Universally applicable and tunable graph-based coarse-graining for Machine learning force fields
Christoph Brunken, Sebastien Boyer, Mustafa Omar, Martin Maarand, Olivier Peltre, Solal Attias, Bakary N'tji Diallo, Anastasia Markina, Olaf Othersen, Oliver Bent
TL;DR
This paper tackles the challenge of creating a transferable coarse-grained ML force field (CG-MLFF) that generalizes across diverse biosystems (proteins, RNA, lipids). It introduces a MACE-based CG force field coupled with a tunable graph-based coarse-graining pipeline, trained on a fragmentation-derived dataset generated with semi-empirical references. A key contribution is the four-parameter tunable CG mapping, with coefficients $c_A$, $c_B$, $c_C$, and $c_D$, optimized by differential evolution to reduce force noise and improve training stability. While the tuned CG model often enhances training and qualitative MD behavior, MD stability is system-dependent; nonetheless, the results demonstrate the feasibility of a transferable CG-MLFF and outline a path toward including solvation and higher-accuracy references in future work. Overall, this work advances toward universally applicable CG force fields that can support large-scale biomolecular simulations.
Abstract
Coarse-grained (CG) force field methods for molecular systems are a crucial tool to simulate large biological macromolecules and are therefore essential for characterisations of biomolecular systems. While state-of-the-art deep learning (DL)-based models for all-atom force fields have improved immensely over recent years, we observe and analyse significant limitations of the currently available approaches for DL-based CG simulations.
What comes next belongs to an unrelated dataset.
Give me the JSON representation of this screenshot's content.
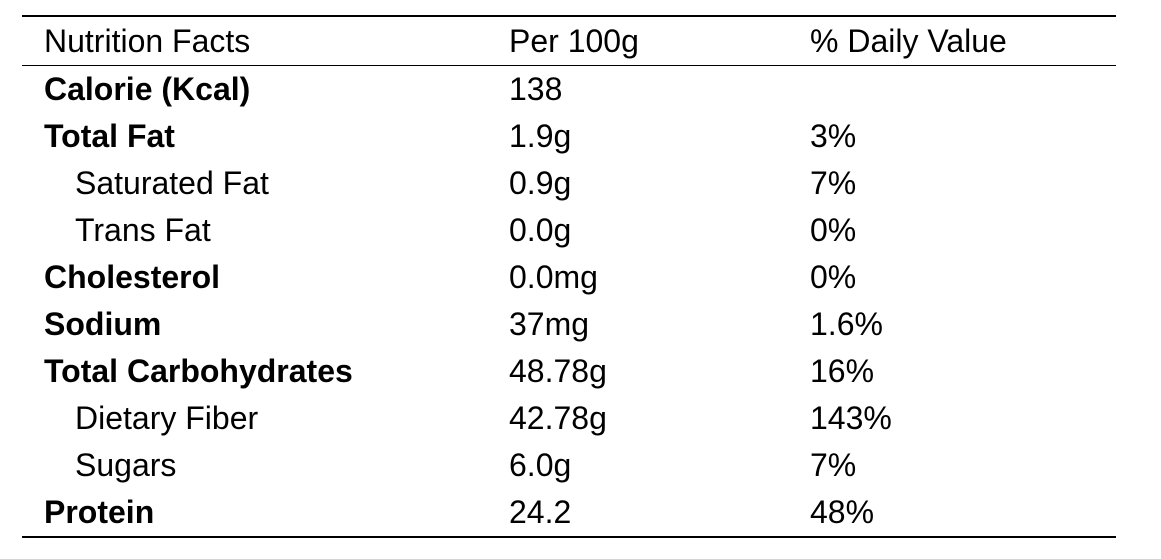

In this work, we present the first transferable DL-based CG force field approach (i.e., not specific to only one narrowly defined system type) applicable to a wide range of biosystems. To achieve this, our CG algorithm does not rely on hard-coded rules and is tuned to output coarse-grained systems optimised for minimal statistical noise in the ground truth CG forces, which results in significant improvement of model training. Our force field model is also the first CG variant that is based on the MACE architecture and is trained on a custom dataset created by a new approach based on the fragmentation of large biosystems covering protein, RNA and lipid chemistry. We demonstrate that our model can be applied in molecular dynamics simulations to obtain stable and qualitatively accurate trajectories for a variety of systems, while also discussing cases for which we observe limited reliability.